|
Getting your Trinity Audio player ready...
|
Lafarge Africa Plc is grappling with spiralling cost of production as rising interest on borrowing wiped out all of earnings, leaving the cement maker in a loss position.
For the year ended December 2017, Lafarge Africa’s posted a loss after tax of N34.60 billon from a profit position of N16.89 billion the previous year, the worst results in five years since BusinessDay started compiling data.
A N43.02 billion finance costs or interest expense in the income statement in the period under review swallowed all of operating profit of N7.88 billion, which inevitable resulted in the loss.
It is glaring that Lafarge Africa is exposed to financial risk as its debt pile has resulted in increased interest payment hence suppressing bottom line (profit). Consequently, risk of stockholders return is increased.
Times interest coverage is 0.18 times operating profit in the period under review, which means the cement maker’s ability to meet interest expenses are questionable.
The margin of safety for times coverage ratio is 1.50 times, a figure lower than this signals amber light.
Total debt in the balance sheet stood at N256.54 billion, which represents a 145.05 percent surge from N104.70 billion it incurred the previous year.

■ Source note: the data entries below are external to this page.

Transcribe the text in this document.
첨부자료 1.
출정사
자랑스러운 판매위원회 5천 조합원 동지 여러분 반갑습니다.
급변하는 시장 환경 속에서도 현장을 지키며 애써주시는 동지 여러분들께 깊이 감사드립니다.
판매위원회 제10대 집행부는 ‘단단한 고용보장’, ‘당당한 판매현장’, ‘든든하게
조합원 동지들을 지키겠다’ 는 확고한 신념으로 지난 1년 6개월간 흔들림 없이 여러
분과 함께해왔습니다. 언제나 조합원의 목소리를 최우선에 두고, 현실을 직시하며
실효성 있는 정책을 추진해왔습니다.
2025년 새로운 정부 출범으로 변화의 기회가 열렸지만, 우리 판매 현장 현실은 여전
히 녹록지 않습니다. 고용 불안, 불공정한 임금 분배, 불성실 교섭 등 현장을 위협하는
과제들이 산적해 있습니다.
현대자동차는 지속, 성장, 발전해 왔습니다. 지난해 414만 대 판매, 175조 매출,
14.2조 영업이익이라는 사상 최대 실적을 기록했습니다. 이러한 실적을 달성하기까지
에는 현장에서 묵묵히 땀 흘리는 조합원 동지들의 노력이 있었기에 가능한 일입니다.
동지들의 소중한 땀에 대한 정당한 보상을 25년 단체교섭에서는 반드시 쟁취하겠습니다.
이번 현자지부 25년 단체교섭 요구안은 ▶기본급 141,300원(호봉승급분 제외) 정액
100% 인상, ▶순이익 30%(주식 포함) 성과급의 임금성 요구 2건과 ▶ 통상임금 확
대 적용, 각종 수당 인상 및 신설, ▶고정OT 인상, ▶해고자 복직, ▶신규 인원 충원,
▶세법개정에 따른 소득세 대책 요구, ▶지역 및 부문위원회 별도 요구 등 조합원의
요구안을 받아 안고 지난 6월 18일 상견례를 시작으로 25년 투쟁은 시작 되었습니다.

Lafarge Africa is making frantic efforts toward reducing financial leverage as it plans to raise N131.97 billion in rights issue to refinance debt and fund its expansion plans.
Analysts at Cordros Capital have reiterated their SELL rating on the stocks of the cement maker as they expect investors to react to the delayed results.
Cost of sales ratio stood at 83.03 percent in the period under review, the highest in five years since BusinessDay started compiling data.Cost of sales increased by 38.72 percent to N248.78 billion in the period under review.
This means the company is spending more on input cost to produce each unit of product.
The surge in cost of sales or production cost was due to a N19.20 billion impairment of property plant and equipment incurred in the fourth quarter of the year
A breakdown of the PPE shows the sum of N12.4 billion involves cost of the evacuation road under construction at UNICEM and N3.3 billion cost of ASHAKACEM kiln preheater project, according to notes to the financial statement.
Because PPE is a one off event that is not expected to recur, Lafarge Africa could see an improvement in cost of sales ratio.
Gross profit margin, a measure of efficiency, fell to 16.96 percent in December 2017 from 18.50 percent as at December 2017. A higher ratio means a firm is efficient.
Sales moved increased by 36.13 percent to N299.15 billion in the period under review to N219.74 billon as at December 2017.
Lafarge Africa shares have gained 2 percent, underperforming the NSE ASI Index.